There's nothing illegal about women going bare-breasted in New York. Indeed, the "painted ladies" regularly pose with tourists just metres away from the NYPD Times Square precinct's doors.

They've done so for three years, said Oliveri, who paints the women. But nobody raised a fuss until this summer due to media attention, he said.

Tompkins said Times Square has operated under a general code that "quirky is fine, but creepy is not."He feels tackling issues of conduct can be separated from discussions of how cities ought to allocate public space.

Sitting in Times Square, Delaware visitors Kim and Bill Allen were more intrigued than offended by the bare-breasted women being painted a few tables away.

But they took a strong view against any proposal to rid the area of the wide pedestrian zones.

'You can turn your chair'
"In New York, you're liable to see anything.
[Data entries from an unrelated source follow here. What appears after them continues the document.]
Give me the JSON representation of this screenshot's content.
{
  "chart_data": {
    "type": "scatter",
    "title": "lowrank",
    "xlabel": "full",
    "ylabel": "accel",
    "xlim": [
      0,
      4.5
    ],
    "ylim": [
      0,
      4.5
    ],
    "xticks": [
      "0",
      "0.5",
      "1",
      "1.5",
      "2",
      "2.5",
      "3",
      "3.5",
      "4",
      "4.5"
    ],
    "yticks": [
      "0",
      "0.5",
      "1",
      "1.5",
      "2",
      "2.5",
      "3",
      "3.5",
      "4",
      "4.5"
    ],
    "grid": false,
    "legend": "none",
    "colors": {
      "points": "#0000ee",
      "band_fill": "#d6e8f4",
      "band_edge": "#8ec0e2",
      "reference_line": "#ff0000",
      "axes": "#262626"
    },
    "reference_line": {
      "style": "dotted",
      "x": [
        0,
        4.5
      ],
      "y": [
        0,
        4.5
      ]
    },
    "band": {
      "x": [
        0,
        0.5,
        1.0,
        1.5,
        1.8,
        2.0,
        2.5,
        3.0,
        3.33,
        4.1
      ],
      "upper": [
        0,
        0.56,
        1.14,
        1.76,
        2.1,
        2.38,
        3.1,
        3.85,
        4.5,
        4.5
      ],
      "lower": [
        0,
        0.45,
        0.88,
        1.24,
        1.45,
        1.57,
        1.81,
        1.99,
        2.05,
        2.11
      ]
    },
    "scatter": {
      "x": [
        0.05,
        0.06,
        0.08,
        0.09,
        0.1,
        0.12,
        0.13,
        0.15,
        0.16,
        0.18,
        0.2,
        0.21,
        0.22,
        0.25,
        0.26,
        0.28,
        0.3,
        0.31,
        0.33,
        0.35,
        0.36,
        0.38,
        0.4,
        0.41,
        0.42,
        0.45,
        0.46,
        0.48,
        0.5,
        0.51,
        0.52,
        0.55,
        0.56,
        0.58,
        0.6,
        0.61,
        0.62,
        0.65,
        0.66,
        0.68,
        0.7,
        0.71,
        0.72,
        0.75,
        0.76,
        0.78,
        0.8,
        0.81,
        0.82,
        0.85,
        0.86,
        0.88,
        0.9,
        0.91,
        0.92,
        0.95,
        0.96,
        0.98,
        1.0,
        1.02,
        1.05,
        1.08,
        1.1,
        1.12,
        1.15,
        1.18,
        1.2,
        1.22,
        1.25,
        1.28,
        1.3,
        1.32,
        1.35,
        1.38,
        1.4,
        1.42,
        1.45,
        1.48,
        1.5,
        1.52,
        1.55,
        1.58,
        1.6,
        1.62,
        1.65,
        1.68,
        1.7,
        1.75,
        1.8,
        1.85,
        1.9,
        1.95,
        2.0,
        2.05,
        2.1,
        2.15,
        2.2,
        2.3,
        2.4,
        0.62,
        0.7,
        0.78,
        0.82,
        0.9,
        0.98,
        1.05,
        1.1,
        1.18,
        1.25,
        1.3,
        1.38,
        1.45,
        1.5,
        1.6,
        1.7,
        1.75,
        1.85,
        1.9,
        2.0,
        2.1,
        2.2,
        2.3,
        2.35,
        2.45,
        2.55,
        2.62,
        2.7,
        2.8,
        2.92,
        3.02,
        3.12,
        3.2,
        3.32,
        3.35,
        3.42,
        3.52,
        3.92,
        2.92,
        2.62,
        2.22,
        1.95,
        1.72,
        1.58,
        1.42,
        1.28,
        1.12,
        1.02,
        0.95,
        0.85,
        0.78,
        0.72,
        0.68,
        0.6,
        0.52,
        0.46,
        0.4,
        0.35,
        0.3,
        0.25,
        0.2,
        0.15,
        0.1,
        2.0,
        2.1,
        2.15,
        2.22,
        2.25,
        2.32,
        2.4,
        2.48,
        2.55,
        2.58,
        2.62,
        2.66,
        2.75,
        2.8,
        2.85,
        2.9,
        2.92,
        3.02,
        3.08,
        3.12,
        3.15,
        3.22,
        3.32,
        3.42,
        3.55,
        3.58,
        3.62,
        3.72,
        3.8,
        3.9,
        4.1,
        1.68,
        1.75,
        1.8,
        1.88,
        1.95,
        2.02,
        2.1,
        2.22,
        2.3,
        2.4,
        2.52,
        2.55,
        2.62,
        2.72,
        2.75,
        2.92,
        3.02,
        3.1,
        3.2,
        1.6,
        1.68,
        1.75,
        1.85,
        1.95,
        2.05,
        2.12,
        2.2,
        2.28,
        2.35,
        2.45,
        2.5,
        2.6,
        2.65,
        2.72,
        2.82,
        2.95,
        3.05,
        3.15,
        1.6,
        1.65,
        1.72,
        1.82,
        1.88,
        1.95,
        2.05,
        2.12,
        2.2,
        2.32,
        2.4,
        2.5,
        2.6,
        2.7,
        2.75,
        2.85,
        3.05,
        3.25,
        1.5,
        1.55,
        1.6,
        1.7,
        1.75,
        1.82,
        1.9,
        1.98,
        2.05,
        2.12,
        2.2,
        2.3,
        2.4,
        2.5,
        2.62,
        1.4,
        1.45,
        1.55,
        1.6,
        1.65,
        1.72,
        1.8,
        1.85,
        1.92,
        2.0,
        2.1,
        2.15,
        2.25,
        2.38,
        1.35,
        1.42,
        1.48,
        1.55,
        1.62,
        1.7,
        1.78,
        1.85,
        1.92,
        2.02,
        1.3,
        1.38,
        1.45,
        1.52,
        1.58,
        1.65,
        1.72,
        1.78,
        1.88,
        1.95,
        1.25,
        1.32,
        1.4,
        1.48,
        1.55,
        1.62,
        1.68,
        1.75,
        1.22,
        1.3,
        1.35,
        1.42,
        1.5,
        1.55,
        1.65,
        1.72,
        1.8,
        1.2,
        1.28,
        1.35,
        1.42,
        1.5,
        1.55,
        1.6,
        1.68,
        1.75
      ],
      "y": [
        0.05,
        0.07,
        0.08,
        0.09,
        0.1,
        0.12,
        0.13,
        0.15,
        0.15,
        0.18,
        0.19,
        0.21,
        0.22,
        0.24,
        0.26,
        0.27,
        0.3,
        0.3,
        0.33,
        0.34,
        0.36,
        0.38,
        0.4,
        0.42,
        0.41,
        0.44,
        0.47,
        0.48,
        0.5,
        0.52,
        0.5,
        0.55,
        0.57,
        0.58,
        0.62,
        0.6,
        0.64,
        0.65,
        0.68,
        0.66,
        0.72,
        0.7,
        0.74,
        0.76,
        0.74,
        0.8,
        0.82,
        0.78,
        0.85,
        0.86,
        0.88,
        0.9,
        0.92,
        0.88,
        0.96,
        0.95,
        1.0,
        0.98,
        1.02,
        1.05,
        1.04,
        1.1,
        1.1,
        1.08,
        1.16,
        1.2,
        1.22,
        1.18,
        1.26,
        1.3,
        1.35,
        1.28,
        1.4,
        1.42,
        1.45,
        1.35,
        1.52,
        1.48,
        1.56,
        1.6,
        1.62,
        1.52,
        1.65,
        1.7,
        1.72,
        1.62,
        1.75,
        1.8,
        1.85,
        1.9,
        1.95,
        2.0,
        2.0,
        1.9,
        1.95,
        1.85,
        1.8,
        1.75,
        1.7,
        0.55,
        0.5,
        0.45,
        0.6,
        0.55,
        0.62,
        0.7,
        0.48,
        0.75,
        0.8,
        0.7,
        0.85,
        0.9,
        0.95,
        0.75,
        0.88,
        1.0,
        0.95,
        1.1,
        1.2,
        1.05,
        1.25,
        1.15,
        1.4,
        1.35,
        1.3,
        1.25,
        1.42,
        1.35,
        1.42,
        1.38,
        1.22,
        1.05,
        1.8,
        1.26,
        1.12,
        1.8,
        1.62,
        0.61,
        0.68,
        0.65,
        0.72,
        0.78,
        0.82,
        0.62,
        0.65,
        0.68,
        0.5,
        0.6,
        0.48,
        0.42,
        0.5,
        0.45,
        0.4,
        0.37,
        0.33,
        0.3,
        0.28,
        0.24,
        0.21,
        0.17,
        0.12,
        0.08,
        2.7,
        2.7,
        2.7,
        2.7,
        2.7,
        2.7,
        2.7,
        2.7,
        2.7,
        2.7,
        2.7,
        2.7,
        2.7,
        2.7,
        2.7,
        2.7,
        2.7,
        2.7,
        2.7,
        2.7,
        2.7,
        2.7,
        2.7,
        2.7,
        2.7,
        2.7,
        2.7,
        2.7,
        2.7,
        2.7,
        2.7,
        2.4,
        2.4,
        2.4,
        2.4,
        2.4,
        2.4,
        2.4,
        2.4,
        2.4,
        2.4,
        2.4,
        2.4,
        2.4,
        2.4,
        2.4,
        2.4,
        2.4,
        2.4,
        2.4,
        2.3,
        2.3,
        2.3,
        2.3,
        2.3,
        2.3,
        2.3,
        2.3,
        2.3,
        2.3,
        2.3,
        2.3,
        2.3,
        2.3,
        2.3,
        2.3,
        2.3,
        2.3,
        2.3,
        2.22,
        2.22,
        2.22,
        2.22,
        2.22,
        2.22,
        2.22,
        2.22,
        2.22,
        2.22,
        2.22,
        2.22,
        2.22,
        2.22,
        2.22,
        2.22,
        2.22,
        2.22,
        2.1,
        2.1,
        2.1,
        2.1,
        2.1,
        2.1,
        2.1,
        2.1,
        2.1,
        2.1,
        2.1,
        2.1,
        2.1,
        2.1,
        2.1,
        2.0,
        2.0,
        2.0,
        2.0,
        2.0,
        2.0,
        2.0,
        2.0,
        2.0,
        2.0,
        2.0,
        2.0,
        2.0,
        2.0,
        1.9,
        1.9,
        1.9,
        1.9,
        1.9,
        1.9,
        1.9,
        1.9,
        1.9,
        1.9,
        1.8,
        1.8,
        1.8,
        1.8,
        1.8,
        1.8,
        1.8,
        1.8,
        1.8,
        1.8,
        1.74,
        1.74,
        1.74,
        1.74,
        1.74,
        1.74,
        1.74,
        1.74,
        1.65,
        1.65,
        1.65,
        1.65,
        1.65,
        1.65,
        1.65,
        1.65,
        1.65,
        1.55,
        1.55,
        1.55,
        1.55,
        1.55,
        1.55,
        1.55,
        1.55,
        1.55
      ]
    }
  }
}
You don't want to see it, you can turn your chair," Kim Allen said.

"More importantly, I think taking down this pedestrian side would be a big loss. We can relax and talk and meet and greet. It wasn't like this when I was growing up here in the '60s."

Indeed, as she spoke, the Naked Cowboy — a Times Square fixture who has for years gone shirtless, sporting only cowboy boots, hat and briefs — strummed his guitar and made his way southward.In a way, Bill Allen added, the convergence of personalities and clashing ideas is what earned Times Square its reputation as the Crossroads of America.

"You got somebody just over there with the religious sign, 'Jesus is the lord,' and you got a lady over here getting painted," he said.

"In a 30-foot circle here, I'll bet you can get 30 different points of view. Now isn't that's just what makes America America?"